Por último añadir que como no puedo parar quieto he seguido intentando cumplir mi tónica habitual de vida. Además de estar teletrabajando, ¡qué bonito suena, oye!, vamos, trabajando desde casa lo que puedo, he seguido haciendo senderismo. ¿Cómo? Fácil, sin salir de casa y recorriendo el pasillo de casa unas 750 veces en una hora. Mide doce pasos de largo desde la puerta del salón hasta la puerta del baño del fondo, dos pasos de ancho en la zona más estrecha, tres en la zona más ancha y dieciséis desde la bañera del dicho baño hasta la puerta de entrada de la vivienda. Termino loco perdido (sí, más aún) pero hago algo de ejercicio. También he seguido disfrutando de mi querida afición a la cocina haciendo recetas nuevas y trayéndome a casa los sabores de fuera. Además he vuelto a ponerme manos a la obra a hacer cerveza casera, es lo bueno de tener los materiales en casa (ya hice una vez una tirada de cerveza rubia y lo conté por aquí)  y que los Reyes Magos me trajeran los ingredientes para hacer unos 25 litros de cerveza negra esta vez. Me ha pillado en buen momento para hacerlo. Y, eso, casi todo intento seguir en la normalidad. Por el pádel no me preguntéis porque lo echo muchísimo de menos y en casa no puedo.

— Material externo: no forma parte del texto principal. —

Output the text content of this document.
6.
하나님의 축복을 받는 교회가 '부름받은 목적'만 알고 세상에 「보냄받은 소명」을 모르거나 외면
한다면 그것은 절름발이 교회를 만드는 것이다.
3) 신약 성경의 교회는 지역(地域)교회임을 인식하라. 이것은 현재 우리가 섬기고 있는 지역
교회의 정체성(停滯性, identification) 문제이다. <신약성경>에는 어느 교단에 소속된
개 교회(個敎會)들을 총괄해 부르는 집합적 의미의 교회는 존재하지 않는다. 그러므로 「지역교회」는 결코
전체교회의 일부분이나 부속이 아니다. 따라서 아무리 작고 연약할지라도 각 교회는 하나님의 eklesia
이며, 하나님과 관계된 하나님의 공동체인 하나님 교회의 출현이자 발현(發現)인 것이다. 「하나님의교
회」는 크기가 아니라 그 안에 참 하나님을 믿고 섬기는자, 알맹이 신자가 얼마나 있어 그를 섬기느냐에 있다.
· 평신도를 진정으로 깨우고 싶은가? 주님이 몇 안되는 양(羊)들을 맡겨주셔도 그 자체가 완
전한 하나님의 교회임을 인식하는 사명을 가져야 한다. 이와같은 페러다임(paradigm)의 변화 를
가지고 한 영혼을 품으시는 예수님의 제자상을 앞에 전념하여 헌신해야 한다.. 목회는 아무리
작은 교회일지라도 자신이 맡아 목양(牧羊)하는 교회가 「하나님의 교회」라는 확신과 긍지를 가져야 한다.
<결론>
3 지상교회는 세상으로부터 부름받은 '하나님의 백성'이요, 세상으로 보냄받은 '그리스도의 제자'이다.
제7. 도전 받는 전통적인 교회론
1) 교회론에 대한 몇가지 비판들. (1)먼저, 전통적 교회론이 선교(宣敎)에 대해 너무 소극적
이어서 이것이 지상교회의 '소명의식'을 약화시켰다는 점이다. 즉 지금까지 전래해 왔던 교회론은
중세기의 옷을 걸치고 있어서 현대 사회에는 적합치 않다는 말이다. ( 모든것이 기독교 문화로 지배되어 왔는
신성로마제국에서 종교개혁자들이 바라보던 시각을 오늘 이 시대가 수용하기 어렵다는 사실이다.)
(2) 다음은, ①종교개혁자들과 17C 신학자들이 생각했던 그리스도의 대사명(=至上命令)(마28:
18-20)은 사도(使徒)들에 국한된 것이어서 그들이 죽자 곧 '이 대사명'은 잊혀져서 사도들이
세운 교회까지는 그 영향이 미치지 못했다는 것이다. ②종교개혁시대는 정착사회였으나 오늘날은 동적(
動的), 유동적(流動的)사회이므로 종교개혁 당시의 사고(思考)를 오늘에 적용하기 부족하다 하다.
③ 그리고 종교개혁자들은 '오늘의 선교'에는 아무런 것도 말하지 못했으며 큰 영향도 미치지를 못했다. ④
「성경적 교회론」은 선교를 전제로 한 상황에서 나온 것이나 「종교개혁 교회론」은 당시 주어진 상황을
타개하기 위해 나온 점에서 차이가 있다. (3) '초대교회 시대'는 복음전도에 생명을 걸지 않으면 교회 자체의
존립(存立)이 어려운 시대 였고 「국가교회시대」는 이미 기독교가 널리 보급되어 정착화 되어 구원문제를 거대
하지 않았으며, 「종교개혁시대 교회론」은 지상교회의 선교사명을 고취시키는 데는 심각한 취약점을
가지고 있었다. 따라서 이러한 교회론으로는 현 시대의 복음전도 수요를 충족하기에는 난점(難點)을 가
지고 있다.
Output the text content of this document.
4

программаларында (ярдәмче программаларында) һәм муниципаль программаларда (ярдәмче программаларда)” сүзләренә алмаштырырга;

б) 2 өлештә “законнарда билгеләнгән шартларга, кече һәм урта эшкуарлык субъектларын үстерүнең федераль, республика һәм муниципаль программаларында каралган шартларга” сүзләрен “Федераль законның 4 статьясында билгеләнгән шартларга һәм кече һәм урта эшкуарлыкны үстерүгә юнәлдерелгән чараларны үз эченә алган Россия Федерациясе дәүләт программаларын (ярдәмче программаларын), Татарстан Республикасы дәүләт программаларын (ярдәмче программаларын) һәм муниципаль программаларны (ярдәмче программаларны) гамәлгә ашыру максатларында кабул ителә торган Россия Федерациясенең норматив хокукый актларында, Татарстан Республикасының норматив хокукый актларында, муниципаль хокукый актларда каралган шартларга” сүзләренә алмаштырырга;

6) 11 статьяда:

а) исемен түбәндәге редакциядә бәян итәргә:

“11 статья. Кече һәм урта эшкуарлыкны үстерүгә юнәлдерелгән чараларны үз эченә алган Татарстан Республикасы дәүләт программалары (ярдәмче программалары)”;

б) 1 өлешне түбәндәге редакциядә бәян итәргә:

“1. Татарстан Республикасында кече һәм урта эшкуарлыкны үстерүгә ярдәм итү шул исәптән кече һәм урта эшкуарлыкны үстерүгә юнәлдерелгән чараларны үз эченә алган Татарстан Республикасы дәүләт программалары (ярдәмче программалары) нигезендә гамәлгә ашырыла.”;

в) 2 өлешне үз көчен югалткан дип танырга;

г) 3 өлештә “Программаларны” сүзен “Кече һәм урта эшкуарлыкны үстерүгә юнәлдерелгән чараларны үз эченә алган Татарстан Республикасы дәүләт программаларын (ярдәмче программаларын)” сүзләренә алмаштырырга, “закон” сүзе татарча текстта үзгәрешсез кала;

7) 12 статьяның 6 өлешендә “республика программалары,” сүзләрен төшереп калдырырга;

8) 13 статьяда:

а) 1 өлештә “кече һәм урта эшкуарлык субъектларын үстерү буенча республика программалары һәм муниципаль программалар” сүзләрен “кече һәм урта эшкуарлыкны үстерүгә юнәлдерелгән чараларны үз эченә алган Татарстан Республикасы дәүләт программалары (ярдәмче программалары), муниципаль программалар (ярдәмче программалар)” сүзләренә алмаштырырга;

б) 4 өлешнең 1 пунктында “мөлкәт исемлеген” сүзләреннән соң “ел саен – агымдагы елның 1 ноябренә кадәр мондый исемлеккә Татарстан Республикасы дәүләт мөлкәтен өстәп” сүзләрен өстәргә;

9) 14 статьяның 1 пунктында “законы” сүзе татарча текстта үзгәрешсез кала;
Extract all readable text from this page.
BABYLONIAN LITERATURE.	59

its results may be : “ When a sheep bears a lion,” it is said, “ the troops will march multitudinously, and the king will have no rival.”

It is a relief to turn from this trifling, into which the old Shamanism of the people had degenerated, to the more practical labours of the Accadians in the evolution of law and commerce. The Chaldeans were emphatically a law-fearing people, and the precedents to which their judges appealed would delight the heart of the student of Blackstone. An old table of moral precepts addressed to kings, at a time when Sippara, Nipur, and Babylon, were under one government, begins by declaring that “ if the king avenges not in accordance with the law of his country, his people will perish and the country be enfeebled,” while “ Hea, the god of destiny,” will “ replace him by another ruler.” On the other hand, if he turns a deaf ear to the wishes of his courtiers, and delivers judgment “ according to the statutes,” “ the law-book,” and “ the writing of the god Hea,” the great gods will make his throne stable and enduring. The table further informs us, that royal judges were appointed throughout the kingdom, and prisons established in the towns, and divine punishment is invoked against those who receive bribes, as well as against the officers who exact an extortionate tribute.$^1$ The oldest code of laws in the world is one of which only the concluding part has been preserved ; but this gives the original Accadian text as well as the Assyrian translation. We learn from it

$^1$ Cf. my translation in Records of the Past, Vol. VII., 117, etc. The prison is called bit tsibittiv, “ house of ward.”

¿Y el pacharán? Bueno, el pacharán... También es cotidiano, ¿no? Tanto como diario no es, pero no me falta una copita. Y ahora tampoco. Tenía en casa algunas frascas pequeñas y sin poder ir al chalet a por más (no pienso comprar pacharán jamás desde que aprendí a hacerlo) veía que iba a peligrar algún ratito de etílica euforia. Pero jugó la providencia sus dados y mi buen amigo Iñaki me envió desde Pamplona dos botellas de su cosecha propia. ¡Qué bien me vino que Correos haya seguido trabajando y con eficacia! A los dos días las tenía en casa. Fue justo antes de Semana Santa y había que darle caña en cuanto pudiera, claro. Y ocurrió. Una noche de la Semana Santa es sagrada para mí desde que era niño. La Madrugá del Viernes Santo. La veo siempre desde que tengo uso de razón o por televisión o in situ. Es la noche del Gran Poder y la Macarena y esa noche es para ellos. Ese día no dormí yo a Claudia ni me quedé con ella en su habitación. Se hizo cargo Gemma, mi bendita mujer que tan bien me entiende. Bueno, pues esa noche me quedé en el salón viendo en la televisión la reproducción de la Madrugá del año anterior. Y ocurrió. El pacharán... Yo solo en el salón... La botella, el vaso, los hielos... Me vine arriba. Y sí, pasó. Terminé como un cencerro. Los whatsapp que salieron de mi móvil dejaron constancia de ellos a sus receptores, los cuales seguro ríen al leer estas líneas. Hubo mensajes por escrito e ilegibles y también por audio inentendibles y sonando el tintineo de los hielos en el vaso cual diminutos badajos de las campanas de un muñidor. Sonaba exquisito e incluso cofrade. ¡Todo es necesario, leche! Me templé. Y fui feliz. Y me reí lo más grande. Hay que fogar de vez en cuando en este confinamiento que amenaza con durar otro mes más.  ¡Ánimo a todos! Pacharán me queda, no os preocupéis. ¡Hasta otra!